[BUG]: Incorrect result for `rolling` with experimental streaming executor and multiple partitions
Describe the bug
The test python/cudf_polars/tests/expressions/test_rolling.py::test_rolling_datetime fails
with a small blocksize.
Steps/Code to reproduce bug
import polars as pl
from cudf_polars.testing.asserts import assert_gpu_result_equal
dates = [
"2020-01-01 13:45:48",
"2020-01-01 16:42:13",
"2020-01-01 16:45:09",
"2020-01-02 18:12:48",
"2020-01-03 19:45:32",
"2020-01-08 23:16:43",
]
df = (
pl.DataFrame({"dt": dates, "a": [3, 7, 5, 9, 2, 1]})
.with_columns(pl.col("dt").str.strptime(pl.Datetime("ns")))
.lazy()
)
q = df.with_columns(pl.sum("a").rolling(index_column="dt", period="2d"))
assert_gpu_result_equal(q, engine=pl.GPUEngine(executor="streaming", executor_options={"max_rows_per_partition": 3}))
fails with
AssertionError: DataFrames are different (value mismatch for column 'a')

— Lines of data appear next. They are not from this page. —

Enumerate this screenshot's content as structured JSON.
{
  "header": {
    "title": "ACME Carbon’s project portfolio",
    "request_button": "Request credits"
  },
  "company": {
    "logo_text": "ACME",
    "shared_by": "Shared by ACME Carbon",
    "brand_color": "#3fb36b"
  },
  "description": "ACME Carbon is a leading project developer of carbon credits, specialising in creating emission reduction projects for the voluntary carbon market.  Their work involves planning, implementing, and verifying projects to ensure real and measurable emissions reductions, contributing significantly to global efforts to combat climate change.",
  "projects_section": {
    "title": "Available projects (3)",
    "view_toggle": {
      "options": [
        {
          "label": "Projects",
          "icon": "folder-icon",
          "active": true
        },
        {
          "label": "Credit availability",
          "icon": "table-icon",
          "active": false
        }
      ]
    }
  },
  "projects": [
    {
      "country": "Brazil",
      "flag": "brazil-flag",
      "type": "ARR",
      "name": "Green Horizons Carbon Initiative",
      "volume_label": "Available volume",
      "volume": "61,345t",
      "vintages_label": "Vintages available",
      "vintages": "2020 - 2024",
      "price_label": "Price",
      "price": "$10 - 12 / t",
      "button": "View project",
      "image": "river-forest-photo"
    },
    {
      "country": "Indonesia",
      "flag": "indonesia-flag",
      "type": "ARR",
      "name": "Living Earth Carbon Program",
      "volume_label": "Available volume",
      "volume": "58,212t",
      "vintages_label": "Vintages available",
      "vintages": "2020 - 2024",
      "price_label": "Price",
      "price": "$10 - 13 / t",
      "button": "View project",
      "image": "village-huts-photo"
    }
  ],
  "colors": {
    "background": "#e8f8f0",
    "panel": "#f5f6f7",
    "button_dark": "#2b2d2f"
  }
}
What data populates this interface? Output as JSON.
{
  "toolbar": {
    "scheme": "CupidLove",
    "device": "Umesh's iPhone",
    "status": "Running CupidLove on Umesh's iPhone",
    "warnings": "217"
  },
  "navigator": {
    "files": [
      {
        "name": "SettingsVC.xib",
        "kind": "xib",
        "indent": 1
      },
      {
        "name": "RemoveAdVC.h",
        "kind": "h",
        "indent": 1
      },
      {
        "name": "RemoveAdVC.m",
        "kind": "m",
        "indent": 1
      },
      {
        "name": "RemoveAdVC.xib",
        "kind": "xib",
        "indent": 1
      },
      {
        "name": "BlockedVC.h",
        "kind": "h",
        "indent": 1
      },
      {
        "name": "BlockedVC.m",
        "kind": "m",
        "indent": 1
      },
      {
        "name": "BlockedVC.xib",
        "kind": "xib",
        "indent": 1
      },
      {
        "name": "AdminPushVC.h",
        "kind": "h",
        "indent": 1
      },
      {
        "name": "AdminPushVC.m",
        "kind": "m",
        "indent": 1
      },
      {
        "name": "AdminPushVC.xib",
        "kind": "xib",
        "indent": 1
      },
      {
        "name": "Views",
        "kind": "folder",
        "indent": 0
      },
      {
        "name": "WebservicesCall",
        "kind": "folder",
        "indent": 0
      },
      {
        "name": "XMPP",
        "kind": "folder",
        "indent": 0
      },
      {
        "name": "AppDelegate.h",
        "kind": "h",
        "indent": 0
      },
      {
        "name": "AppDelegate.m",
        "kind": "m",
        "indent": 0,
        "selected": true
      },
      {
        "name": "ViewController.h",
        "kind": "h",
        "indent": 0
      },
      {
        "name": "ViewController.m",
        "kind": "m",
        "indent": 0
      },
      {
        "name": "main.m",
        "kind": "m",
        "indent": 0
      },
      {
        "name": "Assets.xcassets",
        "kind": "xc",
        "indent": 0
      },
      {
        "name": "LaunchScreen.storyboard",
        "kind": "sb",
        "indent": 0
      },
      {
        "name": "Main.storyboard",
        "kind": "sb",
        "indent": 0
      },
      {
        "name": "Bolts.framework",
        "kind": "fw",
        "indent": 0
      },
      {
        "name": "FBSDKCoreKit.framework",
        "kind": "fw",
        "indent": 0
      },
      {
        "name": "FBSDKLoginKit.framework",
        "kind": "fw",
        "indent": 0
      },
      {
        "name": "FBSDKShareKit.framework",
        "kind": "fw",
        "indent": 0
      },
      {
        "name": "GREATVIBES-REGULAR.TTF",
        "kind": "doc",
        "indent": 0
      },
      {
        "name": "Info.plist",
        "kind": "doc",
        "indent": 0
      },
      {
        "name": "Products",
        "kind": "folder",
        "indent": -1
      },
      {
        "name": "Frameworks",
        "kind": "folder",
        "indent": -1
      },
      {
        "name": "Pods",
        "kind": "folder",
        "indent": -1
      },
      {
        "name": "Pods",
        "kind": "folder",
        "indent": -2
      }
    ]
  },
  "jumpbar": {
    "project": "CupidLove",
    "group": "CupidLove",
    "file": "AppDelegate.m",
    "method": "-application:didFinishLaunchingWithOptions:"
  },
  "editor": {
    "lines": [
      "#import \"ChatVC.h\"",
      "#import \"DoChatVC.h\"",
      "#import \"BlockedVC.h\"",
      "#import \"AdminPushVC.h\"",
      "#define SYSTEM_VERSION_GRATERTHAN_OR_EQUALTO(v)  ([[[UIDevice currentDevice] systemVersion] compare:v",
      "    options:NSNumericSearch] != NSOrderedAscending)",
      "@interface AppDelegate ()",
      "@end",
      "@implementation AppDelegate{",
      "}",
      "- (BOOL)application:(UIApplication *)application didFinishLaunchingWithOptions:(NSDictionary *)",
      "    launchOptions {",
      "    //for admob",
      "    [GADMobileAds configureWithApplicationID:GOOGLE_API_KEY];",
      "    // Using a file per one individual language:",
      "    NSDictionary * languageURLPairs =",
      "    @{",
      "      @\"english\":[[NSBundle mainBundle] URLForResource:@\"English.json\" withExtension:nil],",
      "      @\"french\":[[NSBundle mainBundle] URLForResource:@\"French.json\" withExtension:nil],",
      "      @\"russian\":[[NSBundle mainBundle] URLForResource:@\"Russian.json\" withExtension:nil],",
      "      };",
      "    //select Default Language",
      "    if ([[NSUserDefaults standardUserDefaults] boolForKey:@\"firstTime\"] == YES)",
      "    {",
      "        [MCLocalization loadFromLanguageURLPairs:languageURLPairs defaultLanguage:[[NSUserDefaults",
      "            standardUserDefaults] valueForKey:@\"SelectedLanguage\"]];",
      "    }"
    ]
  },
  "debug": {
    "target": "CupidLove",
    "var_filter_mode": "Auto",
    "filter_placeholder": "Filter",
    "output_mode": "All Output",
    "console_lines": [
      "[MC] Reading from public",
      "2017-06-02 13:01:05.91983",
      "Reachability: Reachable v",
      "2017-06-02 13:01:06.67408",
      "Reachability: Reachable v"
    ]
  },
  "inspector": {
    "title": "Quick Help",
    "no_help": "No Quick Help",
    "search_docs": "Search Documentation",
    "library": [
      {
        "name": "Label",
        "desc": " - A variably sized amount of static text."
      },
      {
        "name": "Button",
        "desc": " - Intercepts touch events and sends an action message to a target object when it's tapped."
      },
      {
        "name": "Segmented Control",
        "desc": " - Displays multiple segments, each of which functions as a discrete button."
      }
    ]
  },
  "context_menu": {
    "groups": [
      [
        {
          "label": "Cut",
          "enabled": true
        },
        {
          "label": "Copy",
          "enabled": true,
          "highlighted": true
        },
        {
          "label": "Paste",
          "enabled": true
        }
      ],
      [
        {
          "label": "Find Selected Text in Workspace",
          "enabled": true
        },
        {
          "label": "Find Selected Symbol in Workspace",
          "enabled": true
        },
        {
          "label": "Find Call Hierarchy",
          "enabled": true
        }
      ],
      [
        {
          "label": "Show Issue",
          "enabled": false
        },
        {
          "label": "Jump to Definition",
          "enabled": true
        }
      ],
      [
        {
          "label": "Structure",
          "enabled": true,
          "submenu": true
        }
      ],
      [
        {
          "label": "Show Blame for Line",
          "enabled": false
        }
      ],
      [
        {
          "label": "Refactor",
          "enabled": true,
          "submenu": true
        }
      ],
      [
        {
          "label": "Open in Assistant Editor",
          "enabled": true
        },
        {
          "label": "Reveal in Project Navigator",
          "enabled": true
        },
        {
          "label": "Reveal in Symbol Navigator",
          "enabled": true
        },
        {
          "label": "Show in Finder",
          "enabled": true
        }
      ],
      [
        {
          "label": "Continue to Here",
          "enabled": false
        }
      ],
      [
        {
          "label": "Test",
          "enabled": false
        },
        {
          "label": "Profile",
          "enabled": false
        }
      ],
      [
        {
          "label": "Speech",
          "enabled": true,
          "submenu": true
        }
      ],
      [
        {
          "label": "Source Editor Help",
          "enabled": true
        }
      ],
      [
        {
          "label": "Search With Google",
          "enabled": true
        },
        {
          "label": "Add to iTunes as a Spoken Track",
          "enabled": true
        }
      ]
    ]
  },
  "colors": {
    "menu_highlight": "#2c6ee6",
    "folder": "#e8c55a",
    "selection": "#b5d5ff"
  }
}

[left]: [3, 10, 15, 24, 11, 1]
[right]: [3, 10, 15, 9, 11, 1]
Expected behavior
No exception
This probably affects window operations too, e.g. those in python/cudf_polars/tests/test_window_functions.py::test_rolling[agg_expr0-2d]
This should just concat first and then run "in-memory" (because we haven't implemented partitioned rolling). I wonder if rolling is somehow not being concatted and lowered?
I wonder if rolling is somehow not being concatted and lowered?
We are not scrutinizing HStack.columns the way we are for Select.exprs - This is definitely a bug, but shouldn't be hard to fix.